Over the past decade there has been a tremendous shift toward energy efficiency and conservation. But as the cost of energy continues to rise, green solutions are becoming increasingly attractive to companies. As a result, what was once a growing fad is increasingly becoming a business imperative. Not convinced? Here are five key reasons why IT everywhere needs to go green.

  1. It Saves Energy
    The U.S. Energy Information Administration (USEIA) estimates that 72 percent of electricity consumption came from buildings in 2006, a number that's expected to rise to 75 percent by 2025. The administration also estimated that building electricity accounts for nearly 40 percent of all energy use. Simply put, large buildings currently present one of the largest drags on our electricity usage. In IT, energy consumption is a major concern, especially in data centers, where a lot of equipment is running and energy must be used both to operate it and keep it cool. By reducing the amount of energy that is consumed in corporate buildings, IT can take a tremendous step toward reducing its carbon footprint - and slashing utility expenses. (To learn more, read The Carbon Footprint of a Web Search: Who's Green?)

  2. It Preserves IT Resources
    The U.S. Environmental Protection Agency (EPA) estimates that about 2.37 tons of e-waste was disposed of in 2009. And, although 25 percent of this waste was collected for recycling, a figure of this size represents a loss of resources that we can’t afford. Recycling electronics allows for the extraction of resources such as aluminum, copper, gold and plastics that can be reused, often by the IT industry. These can be obtained less expensively - and at a lower environmental impact - through recycling.

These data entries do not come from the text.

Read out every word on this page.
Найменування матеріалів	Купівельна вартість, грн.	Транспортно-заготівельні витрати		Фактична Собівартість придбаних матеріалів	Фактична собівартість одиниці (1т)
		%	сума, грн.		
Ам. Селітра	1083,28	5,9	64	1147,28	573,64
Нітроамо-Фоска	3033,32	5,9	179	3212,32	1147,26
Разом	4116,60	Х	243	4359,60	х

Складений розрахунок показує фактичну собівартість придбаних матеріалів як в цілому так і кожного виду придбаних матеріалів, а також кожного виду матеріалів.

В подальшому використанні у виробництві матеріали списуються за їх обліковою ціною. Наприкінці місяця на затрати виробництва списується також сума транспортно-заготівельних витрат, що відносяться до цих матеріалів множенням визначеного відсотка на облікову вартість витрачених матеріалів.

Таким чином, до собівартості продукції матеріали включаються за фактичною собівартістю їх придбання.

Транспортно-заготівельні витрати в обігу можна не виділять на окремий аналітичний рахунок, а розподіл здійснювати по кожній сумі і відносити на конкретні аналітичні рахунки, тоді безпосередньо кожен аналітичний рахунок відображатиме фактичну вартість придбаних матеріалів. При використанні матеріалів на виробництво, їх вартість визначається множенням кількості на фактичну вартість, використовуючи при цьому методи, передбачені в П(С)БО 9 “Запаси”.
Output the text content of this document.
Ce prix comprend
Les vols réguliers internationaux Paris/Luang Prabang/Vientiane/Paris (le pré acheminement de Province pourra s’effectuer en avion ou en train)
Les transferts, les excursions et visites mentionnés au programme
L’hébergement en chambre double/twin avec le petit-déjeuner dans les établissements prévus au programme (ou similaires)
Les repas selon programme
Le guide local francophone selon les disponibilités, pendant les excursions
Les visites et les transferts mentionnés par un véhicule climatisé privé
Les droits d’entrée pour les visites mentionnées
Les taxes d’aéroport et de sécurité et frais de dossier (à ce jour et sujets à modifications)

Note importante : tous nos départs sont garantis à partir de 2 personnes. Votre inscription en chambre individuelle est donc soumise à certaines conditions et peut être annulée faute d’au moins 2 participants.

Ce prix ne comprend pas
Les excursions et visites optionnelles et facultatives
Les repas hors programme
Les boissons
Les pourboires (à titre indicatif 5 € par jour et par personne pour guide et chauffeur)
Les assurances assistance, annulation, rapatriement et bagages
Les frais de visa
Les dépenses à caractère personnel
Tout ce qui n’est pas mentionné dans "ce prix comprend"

  3. It Reduces Carbon Emissions
    For businesses, reducing their carbon footprint is important not only in the sense that it cuts energy costs and reduces pollution, but because carbon emissions may one day have a cost of their own - at least potentially - in the form of a carbon tax. Although there is no nationwide carbon tax in the United States, it does exist in a number of European companies and has been adopted by a few U.S. states.

  4. It Can Cut Costs and Boost the Bottom Line
    Not only is e-waste harmful to the environment and a mismanagement of resources, it is also costly. For big IT firms, absorbing this cost can be a huge financial burden that can impact customers. By avoiding this cost, companies can free up tremendous amounts of capital that can be used to improve services or apply to product development. A great example of this is mobile giant Sprint, which was able save $1 billion annually by creating a customer buyback program that allows consumers to return old devices to the firm for cash. Not only did Sprint save a tremendous amount of money, but customers received a combined $50 million for their devices. Sprint plans to double down on this strategy with a commitment to retrieve 100 percent of its e-waste by the year 2017. This represents one of the many ways that recycling can be beneficial to both customers and businesses.

    Investing in technology that will make IT operations more efficient and less harmful to the environment is not simply good practice, it is good business. A study released in April 2012 by management professors Edward Conlon and Ante Glavas at the University of Notre Dame found that that corporations whose buildings met LEED (Leadership in Energy and Environmental Design) standards actually performed better. This comes as no surprise because making investments that reduce energy consumption is indicative of a corporation that is conscious of its financial future.

  5. It's Great Public Relations
    A 2007 survey across nine countries found that 85 percent of consumers would change the brands they buy to make the world a better place. What that means for companies is that better environmental practices - at least in the eyes of consumers - can boost sales. In the same survey, 55 percent of respondents also said that they would help promote brands that supported a good cause. When something's important to consumers, it must become important to businesses too. That's why green initiatives - and green PR - are becoming increasingly essential for tech companies.
Green IT isn't just a trend - it's a reality, and one that holds benefits for companies, consumers and the environment. This may be especially true for tech companies, which often rely on large quantities of energy and whose operations and products can have major environmental impact. But these days, the doom-and-gloom talk of potential environmental destruction is largely being replaced by the notion that green practices represent an opportunity, and one that tech companies will find increasingly hard to pass up.